Connaissez-vous l'origine de la tire de la Sainte-Catherine?

Eh bien!  on dit qu'au début de la colonie, Marguerite Bourgeoys est venue de France pour enseigner aux enfants de la Nouvelle-France.  Il paraîtrait aussi que pour remémorer la fête de l'ouverture de la première école, elle donnait aux enfants des bonbons, pralines, nougats...   Or, elle faisait venir ces friandises de France, mais une année, le bateau était en retard.  Elle dut donc trouver un moyen pour récompenser ses élèves.  C'est alors qu'elle inventa la tire qu'elle distribua à ses élèves.

Elle imagina une recette qui consistait à faire bouillir de la mélasse, à la faire refroidir.  Il ne restait plus qu'à l'étirer pour lui donner la belle couleur blonde qu'on lui connait.  On appela ce bonbon:  tire Sainte-Catherine, en l'honneur de la sainte qu'on fêtait ce jour-là.
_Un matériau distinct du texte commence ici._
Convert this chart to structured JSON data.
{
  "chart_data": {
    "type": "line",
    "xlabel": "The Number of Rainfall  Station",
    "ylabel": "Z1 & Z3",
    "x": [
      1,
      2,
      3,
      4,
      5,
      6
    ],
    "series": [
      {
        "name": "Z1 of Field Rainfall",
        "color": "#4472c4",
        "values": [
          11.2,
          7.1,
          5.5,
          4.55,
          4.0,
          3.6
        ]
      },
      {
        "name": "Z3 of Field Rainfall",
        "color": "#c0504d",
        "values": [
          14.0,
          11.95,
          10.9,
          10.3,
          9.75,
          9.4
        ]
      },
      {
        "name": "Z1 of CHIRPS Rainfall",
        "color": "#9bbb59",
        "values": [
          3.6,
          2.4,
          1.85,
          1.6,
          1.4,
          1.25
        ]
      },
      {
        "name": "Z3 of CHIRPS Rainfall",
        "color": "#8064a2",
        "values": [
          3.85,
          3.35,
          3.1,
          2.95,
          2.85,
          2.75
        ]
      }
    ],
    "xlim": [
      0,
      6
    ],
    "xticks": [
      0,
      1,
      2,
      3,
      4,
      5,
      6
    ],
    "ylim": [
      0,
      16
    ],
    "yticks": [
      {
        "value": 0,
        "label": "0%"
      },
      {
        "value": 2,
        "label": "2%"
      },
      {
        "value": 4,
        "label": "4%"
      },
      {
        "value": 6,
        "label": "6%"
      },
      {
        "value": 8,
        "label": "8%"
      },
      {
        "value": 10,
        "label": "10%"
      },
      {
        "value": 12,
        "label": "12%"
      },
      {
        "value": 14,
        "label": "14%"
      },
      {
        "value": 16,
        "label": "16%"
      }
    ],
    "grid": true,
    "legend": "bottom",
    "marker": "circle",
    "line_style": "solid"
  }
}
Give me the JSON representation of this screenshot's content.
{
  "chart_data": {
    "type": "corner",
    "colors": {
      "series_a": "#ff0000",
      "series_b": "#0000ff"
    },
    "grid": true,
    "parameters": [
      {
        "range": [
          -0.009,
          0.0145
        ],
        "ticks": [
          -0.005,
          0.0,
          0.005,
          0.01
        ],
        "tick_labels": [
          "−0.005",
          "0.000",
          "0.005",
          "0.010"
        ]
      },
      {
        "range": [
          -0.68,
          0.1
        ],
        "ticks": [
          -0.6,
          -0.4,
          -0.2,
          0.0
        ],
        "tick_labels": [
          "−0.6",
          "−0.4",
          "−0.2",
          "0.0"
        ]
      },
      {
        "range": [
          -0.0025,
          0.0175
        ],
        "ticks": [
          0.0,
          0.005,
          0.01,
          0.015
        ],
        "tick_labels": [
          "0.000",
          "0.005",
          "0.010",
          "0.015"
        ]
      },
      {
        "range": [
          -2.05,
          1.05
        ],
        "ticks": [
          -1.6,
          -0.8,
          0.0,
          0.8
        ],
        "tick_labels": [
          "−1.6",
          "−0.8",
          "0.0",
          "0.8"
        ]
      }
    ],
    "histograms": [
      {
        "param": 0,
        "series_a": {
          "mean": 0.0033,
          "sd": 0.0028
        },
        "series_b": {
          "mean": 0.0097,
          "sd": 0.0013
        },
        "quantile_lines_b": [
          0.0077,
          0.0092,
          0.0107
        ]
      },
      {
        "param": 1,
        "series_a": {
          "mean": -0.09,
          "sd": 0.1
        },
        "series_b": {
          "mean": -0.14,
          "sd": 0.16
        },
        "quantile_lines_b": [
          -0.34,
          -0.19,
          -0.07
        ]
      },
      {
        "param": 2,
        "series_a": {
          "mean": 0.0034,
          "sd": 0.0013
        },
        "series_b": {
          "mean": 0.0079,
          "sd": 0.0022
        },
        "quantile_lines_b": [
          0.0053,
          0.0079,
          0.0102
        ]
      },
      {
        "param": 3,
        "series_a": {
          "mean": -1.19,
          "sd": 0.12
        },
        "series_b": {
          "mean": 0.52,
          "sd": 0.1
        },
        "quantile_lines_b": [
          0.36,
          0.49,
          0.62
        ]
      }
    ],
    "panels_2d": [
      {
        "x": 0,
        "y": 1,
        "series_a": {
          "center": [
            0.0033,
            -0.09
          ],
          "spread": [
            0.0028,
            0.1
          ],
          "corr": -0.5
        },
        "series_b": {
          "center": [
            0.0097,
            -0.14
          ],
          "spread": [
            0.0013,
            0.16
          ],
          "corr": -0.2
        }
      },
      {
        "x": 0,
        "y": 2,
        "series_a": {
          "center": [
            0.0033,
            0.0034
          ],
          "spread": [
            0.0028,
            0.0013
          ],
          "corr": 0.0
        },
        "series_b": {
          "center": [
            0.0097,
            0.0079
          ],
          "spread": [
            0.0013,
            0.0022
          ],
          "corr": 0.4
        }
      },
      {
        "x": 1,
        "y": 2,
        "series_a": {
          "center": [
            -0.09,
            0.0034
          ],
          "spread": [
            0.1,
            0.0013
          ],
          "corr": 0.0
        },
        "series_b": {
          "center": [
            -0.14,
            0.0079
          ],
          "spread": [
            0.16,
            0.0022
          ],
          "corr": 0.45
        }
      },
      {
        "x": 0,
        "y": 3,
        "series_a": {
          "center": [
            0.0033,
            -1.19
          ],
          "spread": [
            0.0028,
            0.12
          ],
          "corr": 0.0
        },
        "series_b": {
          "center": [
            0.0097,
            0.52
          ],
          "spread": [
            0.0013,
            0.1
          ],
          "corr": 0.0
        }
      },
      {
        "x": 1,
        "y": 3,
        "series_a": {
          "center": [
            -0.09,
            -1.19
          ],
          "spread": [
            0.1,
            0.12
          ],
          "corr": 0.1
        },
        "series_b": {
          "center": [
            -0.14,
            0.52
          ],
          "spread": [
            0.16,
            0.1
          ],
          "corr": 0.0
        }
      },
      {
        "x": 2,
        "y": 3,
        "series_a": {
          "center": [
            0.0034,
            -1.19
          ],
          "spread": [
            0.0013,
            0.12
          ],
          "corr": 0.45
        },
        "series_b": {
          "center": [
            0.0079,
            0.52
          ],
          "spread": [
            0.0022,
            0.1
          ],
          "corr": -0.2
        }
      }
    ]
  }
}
En Normandie, on fêtait aussi la Sainte-Catherine.  Le 25 novembre, on décorait la statue de Sainte-Catherine;  on la revêtait de vêtements à la mode dans le pays.  Les filles qui étaient âgées de 25 ans et qui n'étaient pas mariées étaient coiffées Sainte-Catherine.  On leur donnait le nom de vieilles filles.  Sainte-Catherine devint donc la patronne des filles agées de plus de 30 ans qui n'avaient pas encore trouvé de mari.

Autrefois, on fêtait la Sainte-Catherine dans les maisons québécoises en faisant de la tire.  Les femmes préparaient des virtuailles et les "fêteux" s'en donnaient à coeur joie.  Tout le monde dansait des gigues, des cotillons, des reels et même des menuets.

Les jeunes filles en profitaient pour se trouver un mari de peur de coiffer Sainte-Catherine.
 

Texte inspiré de Yvon Desautels, Les coutumes de nos ancêtres, Editions Paulines,1984.